Pino Pisicchio:
'Perchè non mi candido'
La lettera di Pino Pisicchio per spiegare le ragioni di una scelta.
La lettera è stata inviata alla Gazzetta del Mezzogiorno e poi diffusa dallo stesso Pino Pisicchio, per illustrare le ragioni di una scelta, che hanno immediatamente provocato una serie interminabile di attestati di stima e di rammarico per lo stesso Parlamento, che "perde una figura autorevole", come la maggior parte delle riflessioni sottolineano.
Caro Direttore,
ti chiedo ospitalità per consentirmi qualche considerazione sulla scelta da me compiuta di non essere candidato in questa competizione elettorale. In questi ultimi giorni ho ricevuto molte attestazioni di stima e insieme domande su cosa mi avesse spinto a chiamarmi fuori.
Comprendo che in politica possa essere considerato un comportamento non usuale quello di rinunciare ad una candidatura al Parlamento, oggetto del desiderio di coorti di aspiranti. Ma talvolta accade. Diventai deputato a 32 anni, con 80.000 voti di preferenza.
Prima ancora avevo accompagnato mio padre nella sua esperienza parlamentare da che ero poco più che un bambino, non ancora quattordicenne. Ho avuto la fortuna di conoscere statisti e parlamentari meno noti ma capaci di rappresentare con altissima dignità e talento il popolo italiano:la fatica del voto di preferenza, la pazienza e l'umiltà del rapporto necessario con il territorio, l'esperienza di partiti politici veri, rappresentavano la cifra di quelle stagioni.
Non tutto ciò che è venuto dopo è stato della stessa qualità, non si discute, e le leggi elettorali fatte con le liste bloccate insieme con la fine dei partiti politici e delle "scuole" di formazione a loro collegate, hanno fatto il resto.
Ma non ho mai smesso di vivere con passione la politica e di credere nel parlamentarismo, nell'autonomia delle assemblee legislative e del parlamentare che svolge, così come dice la Costituzione, la sua alta funzione "senza vincolo di mandato", anche se a voler imporre quel vincolo è il leader che compone le liste.
Oggi, semplicemente, quella passione è diventata più fievole. O forse altre passioni, come la famiglia, lo studio e la scrittura, che pure hanno sempre convissuto con la mia politica, reclamano maggiore spazio nella mia vita.
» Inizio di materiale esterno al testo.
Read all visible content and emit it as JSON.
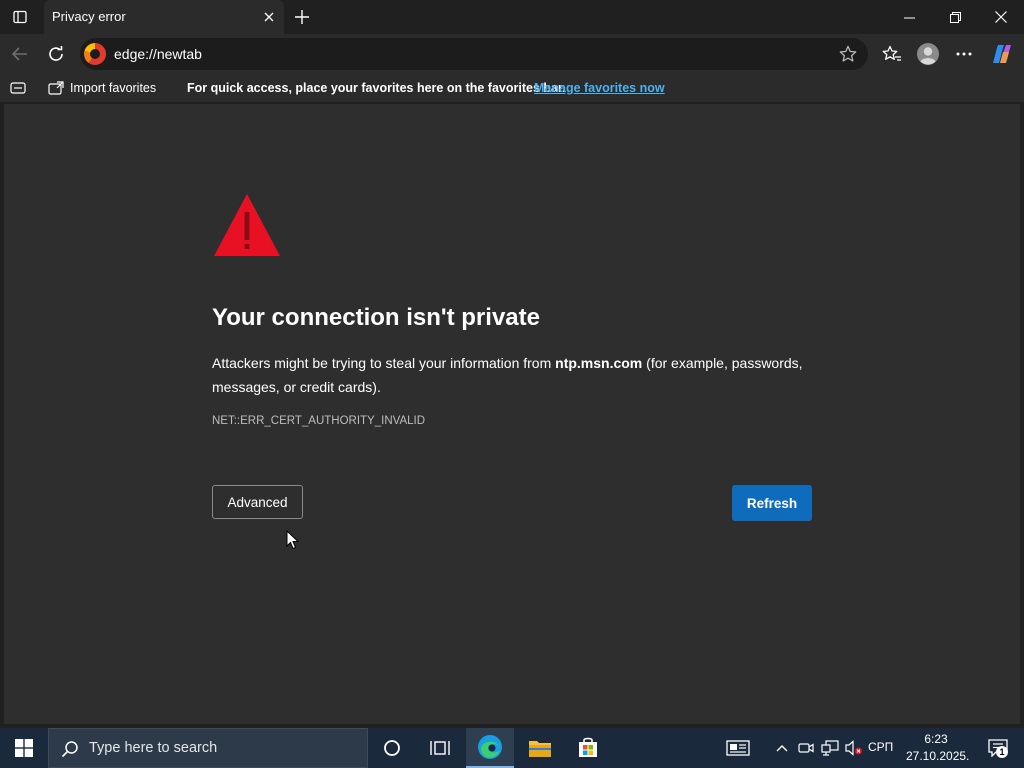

Sono quel che una volta si definiva un "cattolico-democratico", un riformista, ma, soprattutto un uomo libero che ha tenuto alla sua autonomia e alla sua dignità sopra a tutto. Con questo spirito ho attraversato un trentennio della politica italiana senza mai cambiare l'area politica di militanza, il centro-sinistra e senza dover mai abbassare la testa di fronte ai piccoli e grandi cesari delle nuove stagioni.
Semplicemente adesso mi fermo e mi riprendo un pò di vita. Ringrazio di cuore il Pd e altre forze della coalizione che mi hanno proposto di candidarmi, e ringrazio soprattutto i miei elettori, le amiche e gli amici che mi seguono da sempre.
A tutti dico che la politica non è unidimensionale: non esiste solo l'attività legislativa. Anche questo scritto è politica. Ed è politica formare una nuova dirigenza per le assemblee elettive, oggi affidate alla regola di Stevenson, l'autore de "Lo strano caso del dottor Jekill e mr. Hide", il quale diceva di un giovanotto senza arte nè parte:"non sa far niente. Questo lascia presagire un brillante avvenire politico".
Fino a quando avrò forza e cose da dire continuerò, dunque, a fare politica per ribaltare la regola di Stevenson. Oggi, purtroppo, alquanto in auge.